Members like services - until they have to pay

12 November 2010
| By Mike |

Superannuation fund members are more concerned with paying a lower rate of fees than receiving a wider range of services such as advice and access to information, according to the results of a Mercer survey presented at the Association of Superannuation Funds of Australia (ASFA) conference in Adelaide by Mercer principal Elyssia Silberstein.

Investment performance and competitive fees were ranked as the two most important factors for a super fund, according to the survey of 509 fund members representing a wide range of ages and account balances.

Other services, such as access to face-to-face advice, web-based information and other web-based tools, were also important, but the majority of members surveyed believed they should only have to pay for services that were used infrequently, such as face-to-face advice.
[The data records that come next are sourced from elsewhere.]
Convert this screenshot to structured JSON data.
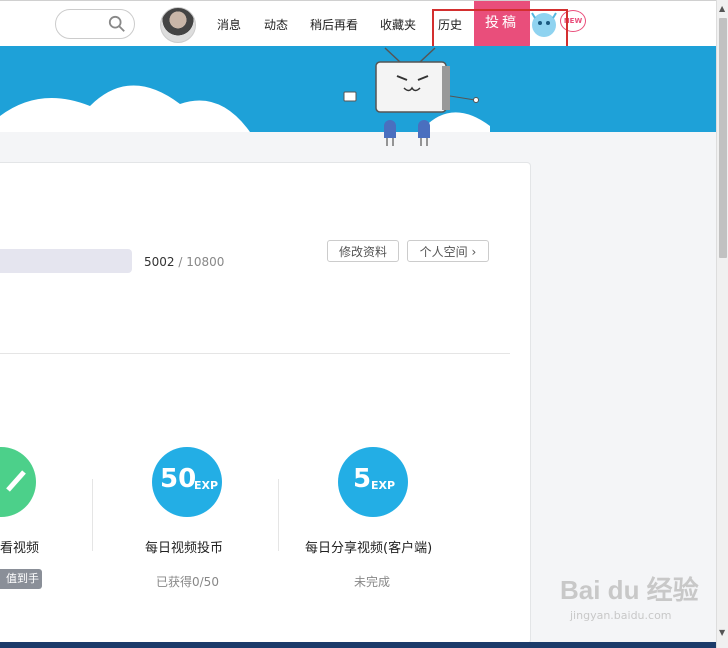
{
  "header": {
    "nav": [
      "消息",
      "动态",
      "稍后再看",
      "收藏夹",
      "历史"
    ],
    "post_button": "投稿",
    "new_badge": "NEW"
  },
  "profile": {
    "exp_current": "5002",
    "exp_separator": "/",
    "exp_max": "10800",
    "exp_progress": 0.46,
    "edit_button": "修改资料",
    "space_button": "个人空间"
  },
  "tasks": [
    {
      "title": "看视频",
      "tag": "值到手",
      "color": "#4cd08a"
    },
    {
      "title": "每日视频投币",
      "points": "50",
      "unit": "EXP",
      "status": "已获得0/50",
      "color": "#23aee5"
    },
    {
      "title": "每日分享视频(客户端)",
      "points": "5",
      "unit": "EXP",
      "status": "未完成",
      "color": "#23aee5"
    }
  ],
  "watermark": {
    "logo": "Bai du 经验",
    "sub": "jingyan.baidu.com"
  }
}
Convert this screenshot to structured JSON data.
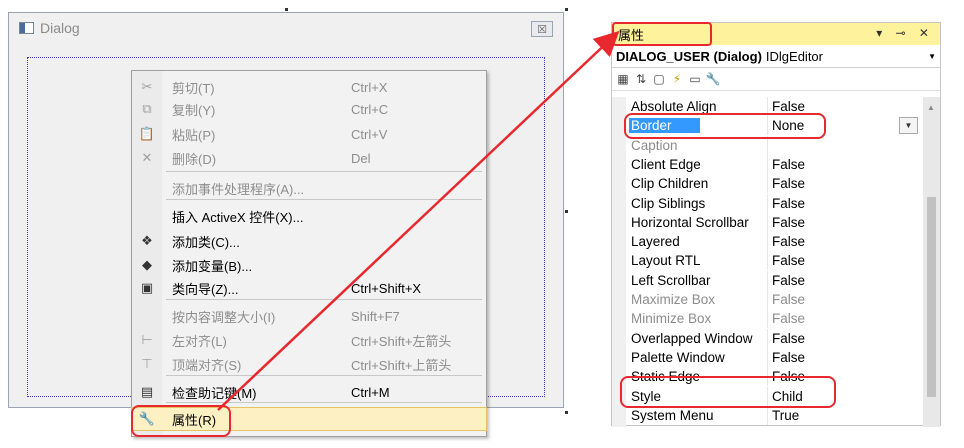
{
  "dialog": {
    "title": "Dialog",
    "close_glyph": "☒"
  },
  "menu": {
    "items": [
      {
        "label": "剪切(T)",
        "shortcut": "Ctrl+X",
        "icon": "cut-icon",
        "glyph": "✂",
        "state": "disabled"
      },
      {
        "label": "复制(Y)",
        "shortcut": "Ctrl+C",
        "icon": "copy-icon",
        "glyph": "⧉",
        "state": "disabled"
      },
      {
        "label": "粘贴(P)",
        "shortcut": "Ctrl+V",
        "icon": "paste-icon",
        "glyph": "📋",
        "state": "disabled"
      },
      {
        "label": "删除(D)",
        "shortcut": "Del",
        "icon": "delete-icon",
        "glyph": "✕",
        "state": "disabled"
      },
      {
        "label": "添加事件处理程序(A)...",
        "shortcut": "",
        "icon": "",
        "glyph": "",
        "state": "disabled"
      },
      {
        "label": "插入 ActiveX 控件(X)...",
        "shortcut": "",
        "icon": "",
        "glyph": "",
        "state": "enabled"
      },
      {
        "label": "添加类(C)...",
        "shortcut": "",
        "icon": "add-class-icon",
        "glyph": "❖",
        "state": "enabled"
      },
      {
        "label": "添加变量(B)...",
        "shortcut": "",
        "icon": "add-variable-icon",
        "glyph": "◆",
        "state": "enabled"
      },
      {
        "label": "类向导(Z)...",
        "shortcut": "Ctrl+Shift+X",
        "icon": "class-wizard-icon",
        "glyph": "▣",
        "state": "enabled"
      },
      {
        "label": "按内容调整大小(I)",
        "shortcut": "Shift+F7",
        "icon": "",
        "glyph": "",
        "state": "disabled"
      },
      {
        "label": "左对齐(L)",
        "shortcut": "Ctrl+Shift+左箭头",
        "icon": "align-left-icon",
        "glyph": "⊢",
        "state": "disabled"
      },
      {
        "label": "顶端对齐(S)",
        "shortcut": "Ctrl+Shift+上箭头",
        "icon": "align-top-icon",
        "glyph": "⊤",
        "state": "disabled"
      },
      {
        "label": "检查助记键(M)",
        "shortcut": "Ctrl+M",
        "icon": "check-mnemonics-icon",
        "glyph": "▤",
        "state": "enabled"
      },
      {
        "label": "属性(R)",
        "shortcut": "",
        "icon": "wrench-icon",
        "glyph": "🔧",
        "state": "highlight"
      }
    ]
  },
  "props": {
    "header": "属性",
    "header_buttons": "▾ ⊸ ✕",
    "object_name": "DIALOG_USER (Dialog)",
    "object_type": "IDlgEditor",
    "rows": [
      {
        "name": "Absolute Align",
        "value": "False",
        "dim": false
      },
      {
        "name": "Border",
        "value": "None",
        "dim": false,
        "selected": true
      },
      {
        "name": "Caption",
        "value": "",
        "dim": true
      },
      {
        "name": "Client Edge",
        "value": "False",
        "dim": false
      },
      {
        "name": "Clip Children",
        "value": "False",
        "dim": false
      },
      {
        "name": "Clip Siblings",
        "value": "False",
        "dim": false
      },
      {
        "name": "Horizontal Scrollbar",
        "value": "False",
        "dim": false
      },
      {
        "name": "Layered",
        "value": "False",
        "dim": false
      },
      {
        "name": "Layout RTL",
        "value": "False",
        "dim": false
      },
      {
        "name": "Left Scrollbar",
        "value": "False",
        "dim": false
      },
      {
        "name": "Maximize Box",
        "value": "False",
        "dim": true
      },
      {
        "name": "Minimize Box",
        "value": "False",
        "dim": true
      },
      {
        "name": "Overlapped Window",
        "value": "False",
        "dim": false
      },
      {
        "name": "Palette Window",
        "value": "False",
        "dim": false
      },
      {
        "name": "Static Edge",
        "value": "False",
        "dim": false
      },
      {
        "name": "Style",
        "value": "Child",
        "dim": false
      },
      {
        "name": "System Menu",
        "value": "True",
        "dim": false
      }
    ]
  },
  "colors": {
    "annotation": "#e8282f",
    "props_header": "#fff29d",
    "selection": "#3399ff",
    "menu_highlight": "#fdf1c3"
  }
}
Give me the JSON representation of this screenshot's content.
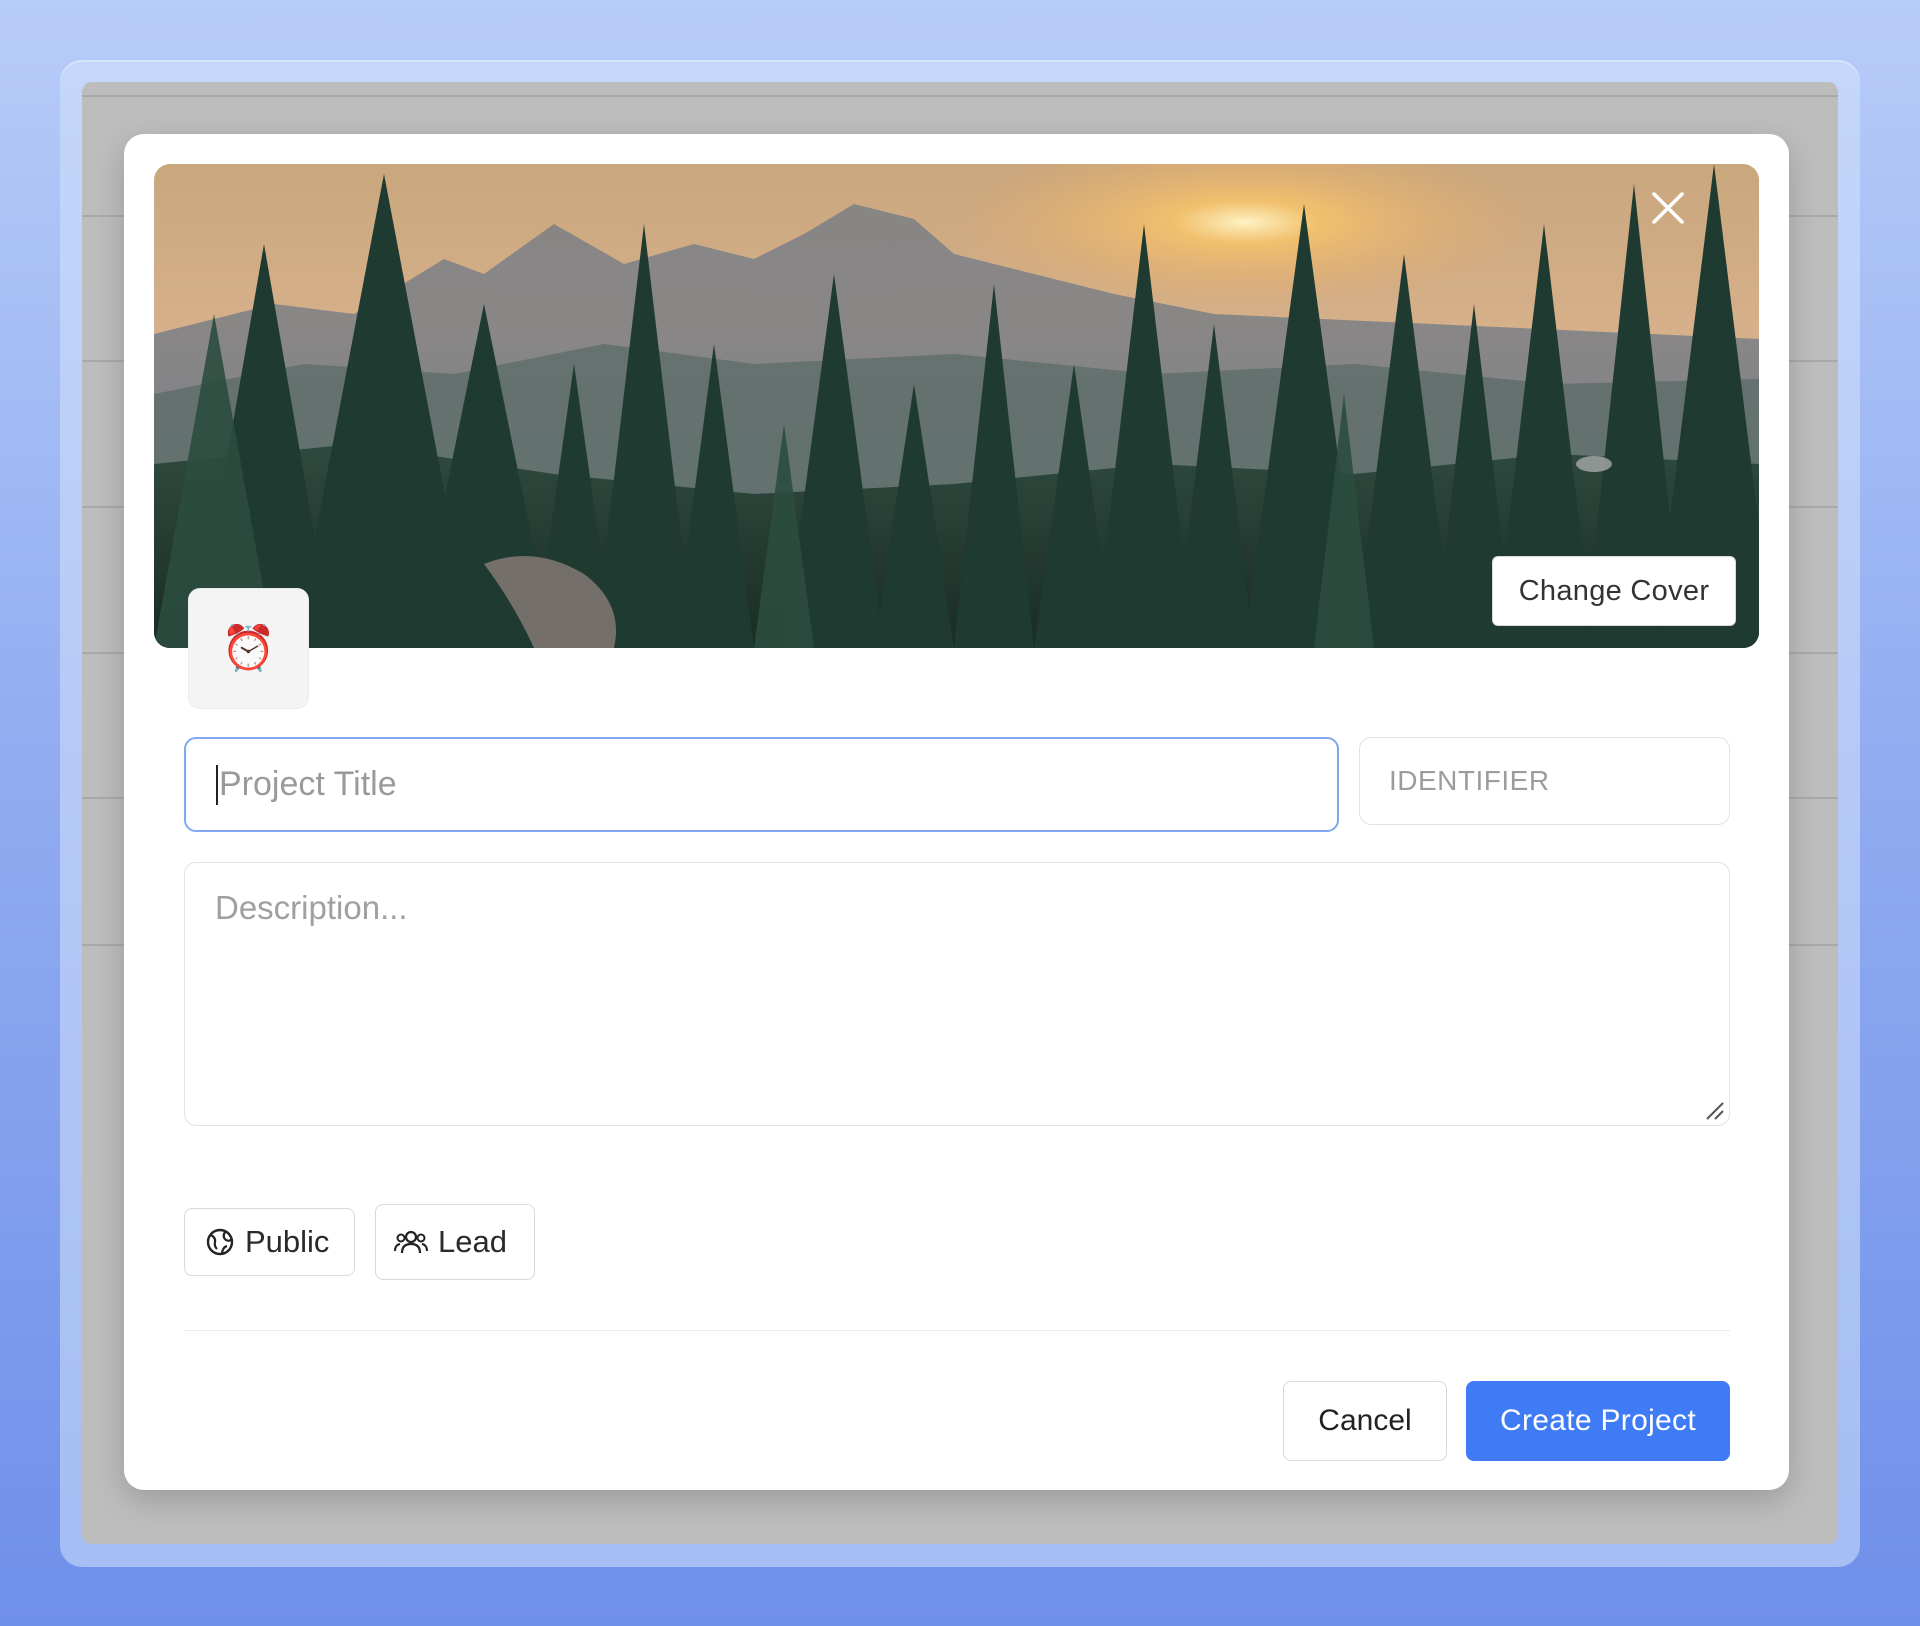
{
  "modal": {
    "cover": {
      "change_cover_label": "Change Cover",
      "close_icon": "close-icon"
    },
    "emoji": {
      "value": "⏰",
      "icon": "alarm-clock-icon"
    },
    "fields": {
      "title_placeholder": "Project Title",
      "title_value": "",
      "identifier_placeholder": "IDENTIFIER",
      "identifier_value": "",
      "description_placeholder": "Description...",
      "description_value": ""
    },
    "chips": {
      "public_label": "Public",
      "public_icon": "globe-icon",
      "lead_label": "Lead",
      "lead_icon": "users-icon"
    },
    "footer": {
      "cancel_label": "Cancel",
      "create_label": "Create Project"
    }
  },
  "colors": {
    "primary": "#3e7bf4",
    "focus_border": "#7fa8ee",
    "background_top": "#b7ccf8",
    "background_bottom": "#6f90ea"
  }
}
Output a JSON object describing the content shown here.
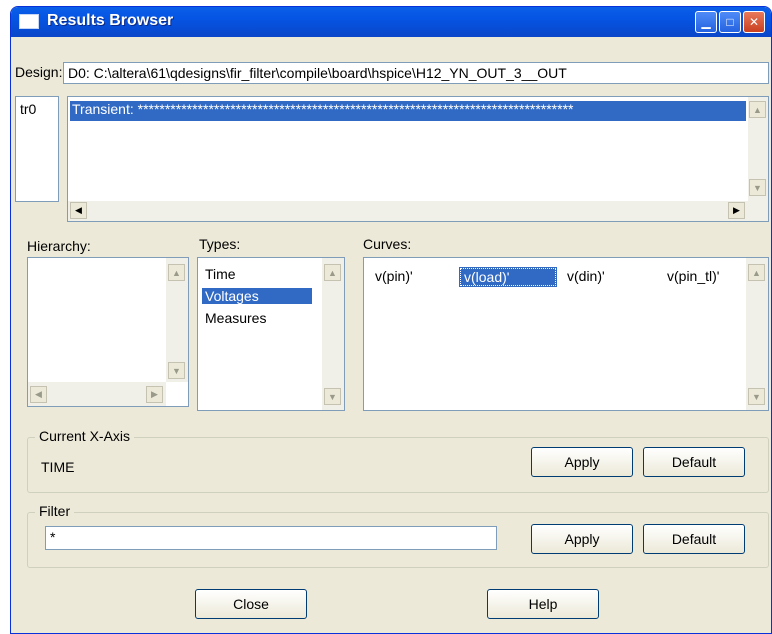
{
  "window": {
    "title": "Results Browser"
  },
  "design": {
    "label": "Design:",
    "value": "D0: C:\\altera\\61\\qdesigns\\fir_filter\\compile\\board\\hspice\\H12_YN_OUT_3__OUT"
  },
  "analyses": {
    "ids": [
      "tr0"
    ],
    "rows": [
      "Transient: ********************************************************************************"
    ]
  },
  "hierarchy": {
    "label": "Hierarchy:"
  },
  "types": {
    "label": "Types:",
    "items": [
      "Time",
      "Voltages",
      "Measures"
    ],
    "selected": "Voltages"
  },
  "curves": {
    "label": "Curves:",
    "items": [
      "v(pin)'",
      "v(load)'",
      "v(din)'",
      "v(pin_tl)'"
    ],
    "selected": "v(load)'"
  },
  "x_axis": {
    "title": "Current X-Axis",
    "value": "TIME",
    "apply_label": "Apply",
    "default_label": "Default"
  },
  "filter": {
    "title": "Filter",
    "value": "*",
    "apply_label": "Apply",
    "default_label": "Default"
  },
  "footer": {
    "close_label": "Close",
    "help_label": "Help"
  },
  "colors": {
    "title_bar": "#0554e3",
    "selection": "#316ac5",
    "window_bg": "#ece9d8"
  }
}
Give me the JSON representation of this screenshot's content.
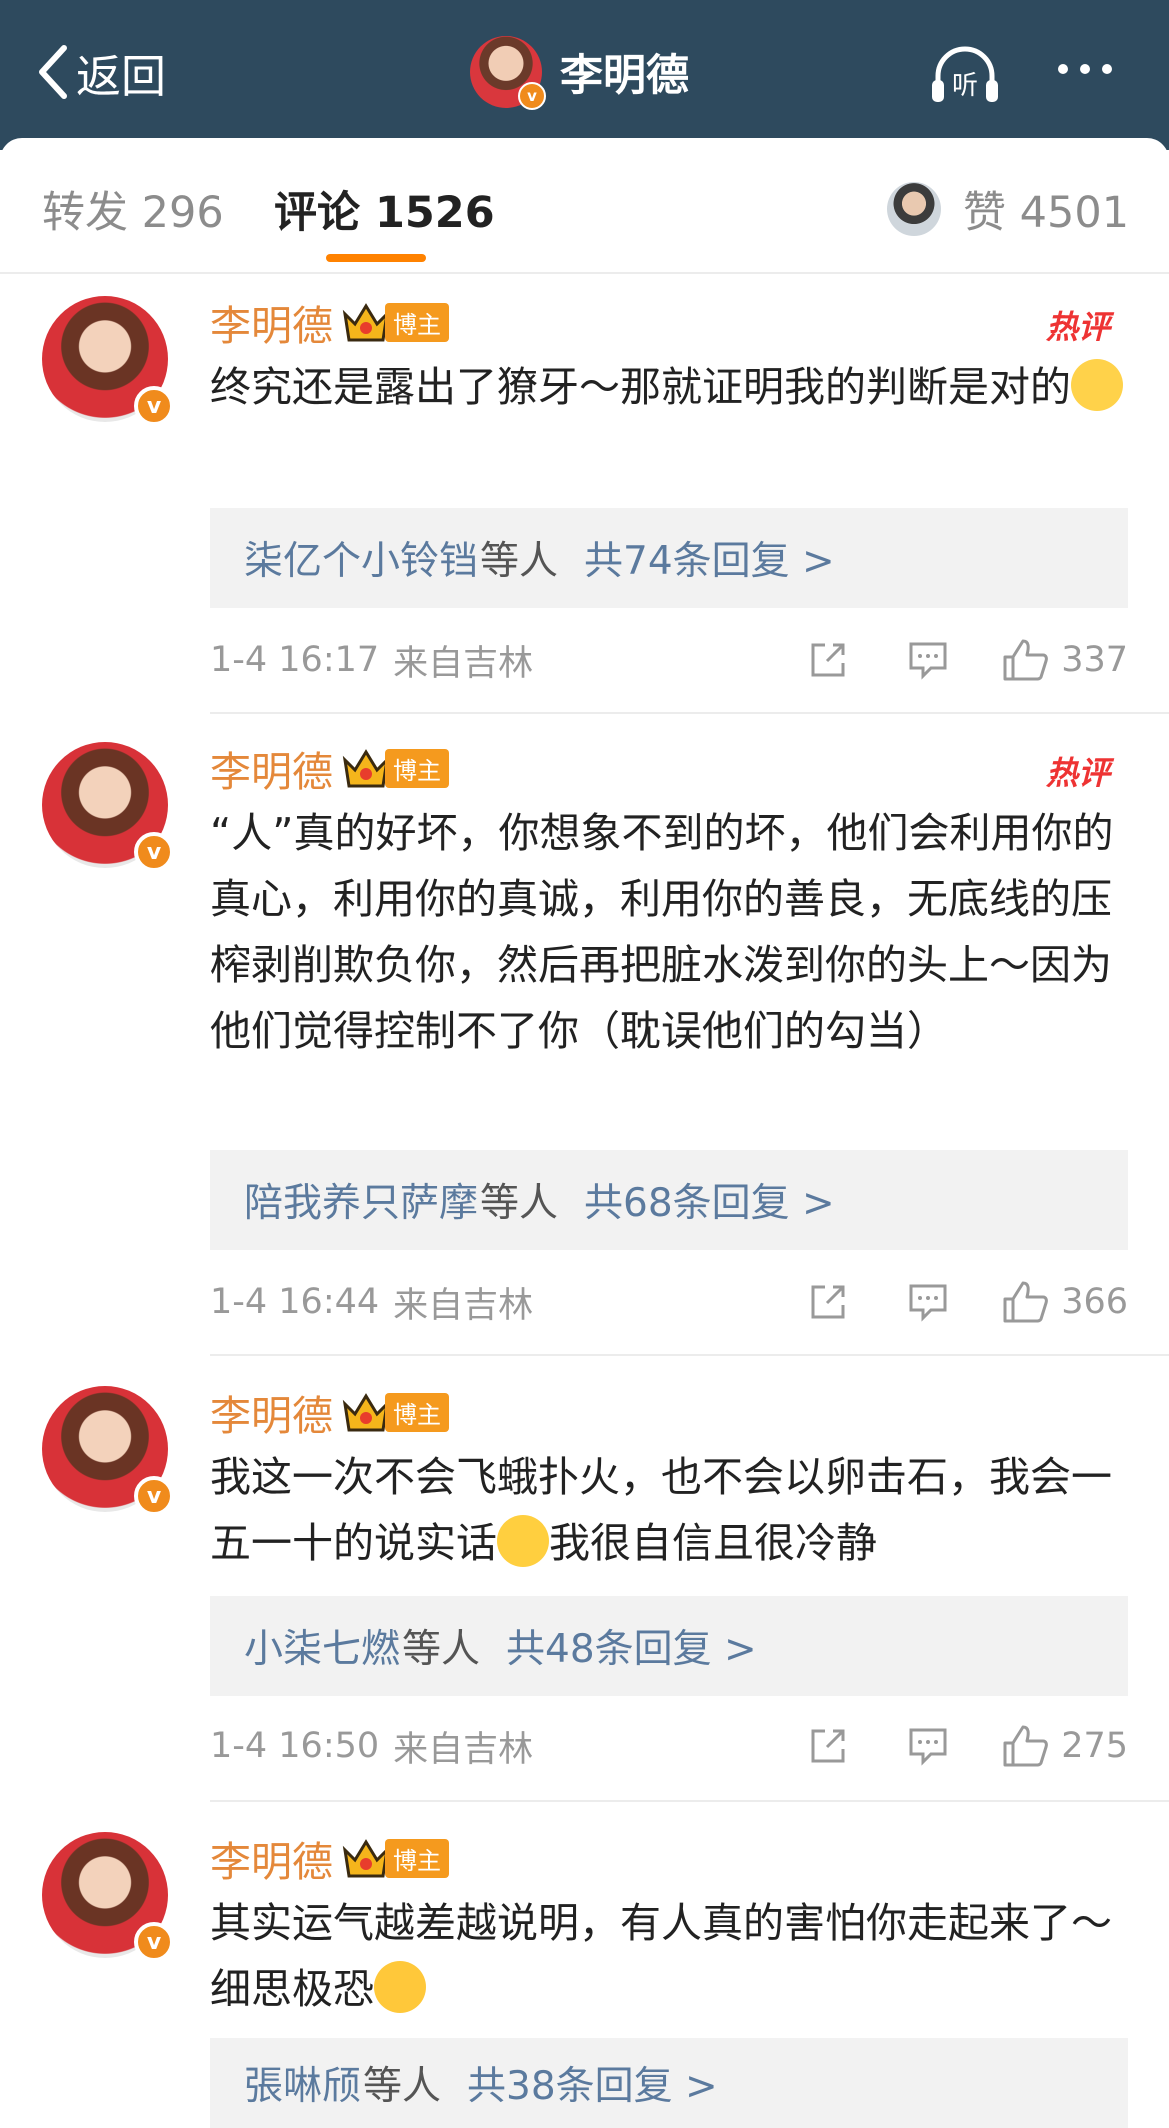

Older members surveyed were more likely to favour greater access to fees in exchange for more services. Older members were also more likely to report a higher awareness of the fees they paid and were also more likely to believe the fees they paid were reasonable.

Half of those surveyed preferred to pay a flat monthly fee while a quarter favoured a fee based on their level of interaction with the fund.

Australian Administration Services (AAS) chief executive John McMurtrie said there was a disconnect between trustees and members, and he also questioned the value of intra-fund advice.

Only a small percentage of calls to AAS related to intra-fund advice, which he said was not very useful as a form of engagement.

“If you can’t talk to a member in the accumulation phase about a retirement product you’re missing an opportunity to guide that member through your own products,” he said.

In terms of a member’s willingness to pay for services, McMurtrie said while they valued services such as advice, [members] were rarely prepared to pay for it. It is a similar story with investment choice and insurance, he said.

Generally, if a fund did not provide Statements of Advice (SoAs) for free then the take up of SoAs fell to virtually nothing, McMurtrie said.